Big Data Paris

TotalEnergies presents Project Opera, a real time data platform to support its Direct Energies utility clients. Snowflake’s hosted data cloud underpins the solution.

Total (now Total Energies) moved into the retail energy business with the recent completion of its acquisition of the Direct Energies electricity utility business. As TotalEnergies’ Ridha Nabli explained in a presentation at BigData/AI Paris 2021, this has led to the development of a real-time data platform ready to accommodate a forecast growth of some 500k new clients/year by 2025. The Direct Energies platform was slow. Daily batch runs were too long to run overnight and infrastructure costs were growing at 40% per year. Quality was suffering as was user confidence in the data.

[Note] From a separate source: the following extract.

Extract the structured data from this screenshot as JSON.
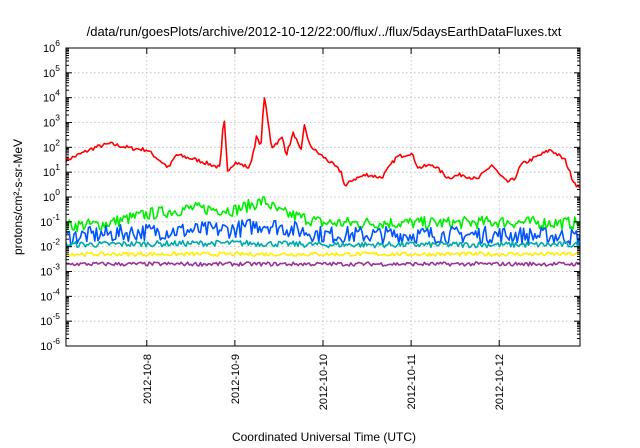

As a first step in ‘Project Opera’, Total deployed a data governance solution from French software house DataGalaxy. The company also decided on a completely re-engineered solution with a shared, cloud based data environment regrouping legacy databases, data lakes and business intelligence solutions. A benchmark proof of concept study looked into solutions from Oracle, Amazon, Google and Microsoft but finally settled on Snowflake’s hosted Data Cloud offering.

Snowflake ‘ticked all the boxes’, with straightforward, scalable, centralized data access and query and has cut processing time by a factor of 10. A full time database administrator is no longer required. Snowflake’s ‘revolutionary’ (this is France!) data sharing covers various data formats including Avro JSON and XML. Security-wise the system leverages the Azure Active Directory and implements column and row security ‘by design’. All data, in rest and in motion, is encrypted and the solution is certified at ISO 27001/SOC Type II levels. Data in the Snowflake cloud feeds applications including Qlik business intelligence and Alteryx’ Databricks data science offering. The system is structured such that data science resources do not affect production.

Keyrus Livingstone was systems integrator for the project which was apparently conducted independently of Total’s in-house ‘Digital Factory’.